Department of Biology and Geology, Physics and Inorganic Chemistry, ESCET, University Rey Juan Carlos, Móstoles, Madrid, Spain; Instituto de Investigación en Cambio Global (IICG-URJC), Universidad Rey Juan Carlos, Tulipán s/n, 28933 Móstoles, Spain.
Department of Signal Theory and Communications, EIF, University Rey Juan Carlos, Fuenlabrada, Madrid, Spain.
Spectrochim Acta A Mol Biomol Spectrosc. 2024 Dec 5;322:124819. doi: 10.1016/j.saa.2024.124819. Epub 2024 Jul 14.
Fast detection of viral infections is a key factor in the strategy for the prevention of epidemics expansion and follow-up. Hepatitis C is paradigmatic within viral infectious diseases and major challenges to elimination still remain. Near infrared spectroscopy (NIRS) is an inexpensive, clean, safe method for quickly detecting viral infection in transmission vectors, aiding epidemic prevention. Our objective is to evaluate the combined potential of machine learning and NIRS global molecular fingerprint (GMF) from biobank sera as an efficient method for HCV activity discrimination in serum. GMF of 151 serum biobank microsamples from hepatitis C patients were obtained with a FT-NIR spectrophotometer in reflectance mode. Multiple scatter correction, smoothing and Saviztsky-Golay second derivative were applied. Spectral analysis included Principal Component Analysis (PCA), Bootstrap and L1-penalized classification. Microsamples of 70 µl were sufficient for GMF acquisition. Bootstrap evidenced significant difference between HCV PCR positive and negative sera. PCA renders a neat discrimination between HCV PCR-positive and negative samples. PCA loadings together with L1-penalized classification allow the identification of discriminative bands. Active virus positive sera are associated to free molecular water, whereas water in solvation shells is associated to HCV negative samples. Divergences in the water matrix structure and the lipidome between HCV negative and positive sera, as well as the relevance of prooxidants and glucose metabolism are reported as potential biomarkers of viral activity. Our proof of concept demonstrates that NIRS GMF of hepatitis C patients' sera aided by machine learning allows for efficient discrimination of viral presence and simultaneous potential biomarker identification.

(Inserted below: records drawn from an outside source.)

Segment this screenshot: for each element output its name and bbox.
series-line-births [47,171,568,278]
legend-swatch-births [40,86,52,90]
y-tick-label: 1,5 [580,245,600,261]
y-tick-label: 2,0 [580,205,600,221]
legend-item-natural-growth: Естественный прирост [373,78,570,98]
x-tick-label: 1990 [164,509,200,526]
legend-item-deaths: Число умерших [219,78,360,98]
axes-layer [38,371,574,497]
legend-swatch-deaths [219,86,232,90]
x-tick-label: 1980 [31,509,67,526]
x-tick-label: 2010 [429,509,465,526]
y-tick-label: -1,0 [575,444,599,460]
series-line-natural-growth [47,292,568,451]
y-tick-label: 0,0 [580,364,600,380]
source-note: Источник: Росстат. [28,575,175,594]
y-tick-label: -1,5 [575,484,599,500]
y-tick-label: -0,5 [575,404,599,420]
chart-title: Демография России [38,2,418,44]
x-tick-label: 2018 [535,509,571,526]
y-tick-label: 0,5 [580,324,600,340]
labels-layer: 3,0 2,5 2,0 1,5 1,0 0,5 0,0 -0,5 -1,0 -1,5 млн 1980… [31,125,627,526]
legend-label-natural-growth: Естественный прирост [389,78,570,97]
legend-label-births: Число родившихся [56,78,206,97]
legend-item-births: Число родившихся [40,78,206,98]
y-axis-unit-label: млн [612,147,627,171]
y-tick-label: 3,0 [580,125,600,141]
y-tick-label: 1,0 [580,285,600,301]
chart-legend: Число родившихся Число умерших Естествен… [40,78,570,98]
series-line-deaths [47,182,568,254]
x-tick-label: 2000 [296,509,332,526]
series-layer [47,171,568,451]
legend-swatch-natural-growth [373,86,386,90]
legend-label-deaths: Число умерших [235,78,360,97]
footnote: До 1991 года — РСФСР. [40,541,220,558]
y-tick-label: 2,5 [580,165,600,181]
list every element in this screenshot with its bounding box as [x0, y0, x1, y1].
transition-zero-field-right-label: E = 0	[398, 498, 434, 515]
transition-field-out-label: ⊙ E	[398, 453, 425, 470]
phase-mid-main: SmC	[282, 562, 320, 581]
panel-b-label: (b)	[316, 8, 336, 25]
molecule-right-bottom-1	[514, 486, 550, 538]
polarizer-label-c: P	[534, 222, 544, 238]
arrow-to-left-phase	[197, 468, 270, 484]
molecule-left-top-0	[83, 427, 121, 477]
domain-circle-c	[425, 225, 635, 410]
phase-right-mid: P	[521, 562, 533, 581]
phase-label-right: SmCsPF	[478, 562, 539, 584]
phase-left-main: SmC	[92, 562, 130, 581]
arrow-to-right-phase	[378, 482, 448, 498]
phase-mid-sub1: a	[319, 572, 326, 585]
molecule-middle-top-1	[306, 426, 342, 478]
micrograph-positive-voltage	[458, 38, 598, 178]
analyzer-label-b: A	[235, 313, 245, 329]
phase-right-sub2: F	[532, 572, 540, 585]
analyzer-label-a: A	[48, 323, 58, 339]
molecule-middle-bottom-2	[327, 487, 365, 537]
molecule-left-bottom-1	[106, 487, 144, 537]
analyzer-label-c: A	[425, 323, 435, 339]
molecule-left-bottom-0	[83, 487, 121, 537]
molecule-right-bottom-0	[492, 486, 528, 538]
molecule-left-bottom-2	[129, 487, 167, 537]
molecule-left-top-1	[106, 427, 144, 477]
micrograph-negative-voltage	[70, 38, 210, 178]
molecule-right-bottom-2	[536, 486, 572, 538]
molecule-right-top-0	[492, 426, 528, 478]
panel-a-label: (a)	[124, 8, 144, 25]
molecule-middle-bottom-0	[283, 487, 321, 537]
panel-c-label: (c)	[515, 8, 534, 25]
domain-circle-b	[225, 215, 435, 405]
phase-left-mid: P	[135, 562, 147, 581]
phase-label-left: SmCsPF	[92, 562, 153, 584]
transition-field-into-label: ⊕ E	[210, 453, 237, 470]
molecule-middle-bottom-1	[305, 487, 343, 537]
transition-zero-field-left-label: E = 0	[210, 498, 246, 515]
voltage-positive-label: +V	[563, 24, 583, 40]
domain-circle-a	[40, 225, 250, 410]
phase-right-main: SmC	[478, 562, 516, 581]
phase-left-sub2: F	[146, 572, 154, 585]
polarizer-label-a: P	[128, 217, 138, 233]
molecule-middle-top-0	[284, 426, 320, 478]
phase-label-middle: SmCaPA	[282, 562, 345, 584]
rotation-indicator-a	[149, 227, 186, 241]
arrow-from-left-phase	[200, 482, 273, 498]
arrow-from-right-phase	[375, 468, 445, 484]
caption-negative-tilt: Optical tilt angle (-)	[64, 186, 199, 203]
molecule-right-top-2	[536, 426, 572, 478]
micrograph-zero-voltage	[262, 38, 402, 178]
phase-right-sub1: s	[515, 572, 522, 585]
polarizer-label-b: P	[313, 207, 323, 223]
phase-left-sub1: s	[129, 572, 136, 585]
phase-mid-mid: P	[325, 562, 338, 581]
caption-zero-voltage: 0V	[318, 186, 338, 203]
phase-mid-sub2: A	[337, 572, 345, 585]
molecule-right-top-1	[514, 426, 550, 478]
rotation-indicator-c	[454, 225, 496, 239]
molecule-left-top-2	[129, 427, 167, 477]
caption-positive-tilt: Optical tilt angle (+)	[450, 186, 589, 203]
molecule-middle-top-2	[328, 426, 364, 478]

快速检测病毒感染是预防疫情扩散和后续跟踪的策略的关键因素。丙型肝炎是病毒性传染病的典型代表,消除该病仍面临重大挑战。近红外光谱(NIRS)是一种快速检测传播媒介中病毒感染的廉价、清洁、安全的方法,有助于预防疫情。我们的目标是评估机器学习和 NIRS 全局分子指纹(GMF)的组合潜力,从生物银行血清中作为一种有效的 HCV 活性鉴别方法。使用傅里叶变换近红外分光光度计以反射模式从 151 个丙型肝炎患者的血清生物银行微样本中获得 GMF。应用多次散射校正、平滑和 Savitzky-Golay 二阶导数。光谱分析包括主成分分析(PCA)、引导和 L1 惩罚分类。70µl 的微样本足以获得 GMF。引导证明了 HCV PCR 阳性和阴性血清之间存在显著差异。PCA 可清晰地区分 HCV PCR 阳性和阴性样本。PCA 加载与 L1 惩罚分类相结合可识别出具有判别力的波段。阳性病毒的血清与游离分子水相关,而处于溶剂化壳中的水与 HCV 阴性样本相关。丙型肝炎阴性和阳性血清之间的水基质结构和脂质组的差异,以及氧化剂和葡萄糖代谢的相关性被报道为病毒活性的潜在生物标志物。我们的概念验证表明,机器学习辅助的丙型肝炎患者血清 NIRS GMF 可有效区分病毒的存在,并同时识别潜在的生物标志物。